L’Arboretum Morgan abrite 18 collections différentes d’arbres et d’arbustes provenant du monde entier.
La collection comporte 14 familles botaniques
Ces collections sont décrites sur une carte appelée “Carte Découvertes” que vous pouvez vous procurer au coût de 2$ au Bureau des Pins à l’entrée.
Interesting facts:
- Les collections de l’Arboretum Morgan regroupent environ 330 espèces horticoles, dont 40 sont indigènes.
- Selon le COSEPAC*, 11 espèces dans les collections sont considérées comme étant en péril.
- Au printemps, le Coin Fleuri vaut vraiment le détour lorsque les magnolias, les poiriers et les pommiers sont en pleine floraison.

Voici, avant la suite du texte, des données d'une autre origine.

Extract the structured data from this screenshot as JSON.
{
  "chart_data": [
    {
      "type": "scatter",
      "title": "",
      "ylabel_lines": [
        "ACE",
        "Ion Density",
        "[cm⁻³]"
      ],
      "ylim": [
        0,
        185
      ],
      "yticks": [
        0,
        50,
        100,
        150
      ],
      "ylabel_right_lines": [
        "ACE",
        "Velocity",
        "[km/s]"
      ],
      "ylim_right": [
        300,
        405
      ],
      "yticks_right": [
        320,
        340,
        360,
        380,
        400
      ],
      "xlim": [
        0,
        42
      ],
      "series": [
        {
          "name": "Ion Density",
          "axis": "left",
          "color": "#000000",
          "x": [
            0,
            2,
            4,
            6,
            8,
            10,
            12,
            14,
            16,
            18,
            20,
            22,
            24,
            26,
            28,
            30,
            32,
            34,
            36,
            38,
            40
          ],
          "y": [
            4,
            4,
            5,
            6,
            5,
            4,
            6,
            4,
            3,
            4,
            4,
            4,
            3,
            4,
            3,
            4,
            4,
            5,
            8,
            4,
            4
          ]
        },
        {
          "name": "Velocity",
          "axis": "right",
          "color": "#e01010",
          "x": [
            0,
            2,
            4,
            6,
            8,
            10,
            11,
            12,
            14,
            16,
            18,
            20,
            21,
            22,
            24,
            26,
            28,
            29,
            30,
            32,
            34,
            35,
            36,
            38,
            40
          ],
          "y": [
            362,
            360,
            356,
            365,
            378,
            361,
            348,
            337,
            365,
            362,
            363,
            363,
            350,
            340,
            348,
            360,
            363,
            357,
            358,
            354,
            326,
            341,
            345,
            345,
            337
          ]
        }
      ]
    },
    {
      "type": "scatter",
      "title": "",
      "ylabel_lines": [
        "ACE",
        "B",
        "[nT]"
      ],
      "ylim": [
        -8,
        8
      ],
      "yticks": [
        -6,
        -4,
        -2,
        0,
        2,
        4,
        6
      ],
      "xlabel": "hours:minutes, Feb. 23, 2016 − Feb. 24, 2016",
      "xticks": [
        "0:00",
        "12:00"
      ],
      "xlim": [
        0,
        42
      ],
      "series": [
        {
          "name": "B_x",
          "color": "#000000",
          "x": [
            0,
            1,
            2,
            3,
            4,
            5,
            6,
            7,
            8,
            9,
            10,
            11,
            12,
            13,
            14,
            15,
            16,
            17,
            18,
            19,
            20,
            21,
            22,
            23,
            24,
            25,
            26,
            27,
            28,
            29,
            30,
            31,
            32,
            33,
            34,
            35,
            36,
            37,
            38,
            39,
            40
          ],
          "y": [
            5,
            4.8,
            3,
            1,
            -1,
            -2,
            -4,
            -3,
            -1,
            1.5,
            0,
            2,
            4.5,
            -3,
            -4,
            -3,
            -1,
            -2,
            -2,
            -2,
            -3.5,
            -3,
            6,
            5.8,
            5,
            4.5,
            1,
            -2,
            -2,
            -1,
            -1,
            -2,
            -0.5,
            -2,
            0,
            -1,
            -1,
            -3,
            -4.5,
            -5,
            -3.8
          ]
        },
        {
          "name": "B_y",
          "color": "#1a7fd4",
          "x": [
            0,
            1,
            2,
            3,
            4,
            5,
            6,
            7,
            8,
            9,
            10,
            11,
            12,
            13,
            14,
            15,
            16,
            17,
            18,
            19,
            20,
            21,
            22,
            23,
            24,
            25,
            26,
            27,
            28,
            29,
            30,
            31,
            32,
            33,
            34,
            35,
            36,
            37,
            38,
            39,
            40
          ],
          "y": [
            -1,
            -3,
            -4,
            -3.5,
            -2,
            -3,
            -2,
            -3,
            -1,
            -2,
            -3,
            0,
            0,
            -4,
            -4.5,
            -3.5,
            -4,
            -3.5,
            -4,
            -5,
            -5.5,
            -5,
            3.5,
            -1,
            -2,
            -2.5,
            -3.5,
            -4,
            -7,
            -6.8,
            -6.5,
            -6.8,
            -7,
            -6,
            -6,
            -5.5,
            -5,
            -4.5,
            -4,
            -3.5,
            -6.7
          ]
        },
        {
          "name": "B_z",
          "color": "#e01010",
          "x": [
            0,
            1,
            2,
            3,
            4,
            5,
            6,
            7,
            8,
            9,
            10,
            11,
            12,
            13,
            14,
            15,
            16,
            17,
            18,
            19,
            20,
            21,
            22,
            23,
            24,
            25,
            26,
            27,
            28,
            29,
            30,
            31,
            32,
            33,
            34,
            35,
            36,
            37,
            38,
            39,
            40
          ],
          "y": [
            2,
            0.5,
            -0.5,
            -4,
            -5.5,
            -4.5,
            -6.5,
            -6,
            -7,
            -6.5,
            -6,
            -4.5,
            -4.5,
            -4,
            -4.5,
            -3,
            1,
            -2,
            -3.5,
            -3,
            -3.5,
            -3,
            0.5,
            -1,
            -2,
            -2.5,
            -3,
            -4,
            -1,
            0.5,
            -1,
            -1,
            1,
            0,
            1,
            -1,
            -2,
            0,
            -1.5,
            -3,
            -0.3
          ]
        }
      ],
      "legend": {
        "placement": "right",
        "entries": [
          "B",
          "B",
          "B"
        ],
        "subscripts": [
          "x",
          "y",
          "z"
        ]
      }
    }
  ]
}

- Le bouleau à papier (Betula papyrifera) est l’une des rares espèces d’arbres qui pousse naturellement dans toutes les provinces et les territoires du Canada. Le sentier des bouleaux du Canada et le sentier des premiers ministres regroupent des bouleaux à papier qui proviennent de tout le Canada et qui ont été plantés en 1967.
* Le COSEPAC est le Comité sur la situation des espèces en péril au Canada regroupant des experts qui évaluent et désignent les espèces sauvages en danger de disparition au Canada.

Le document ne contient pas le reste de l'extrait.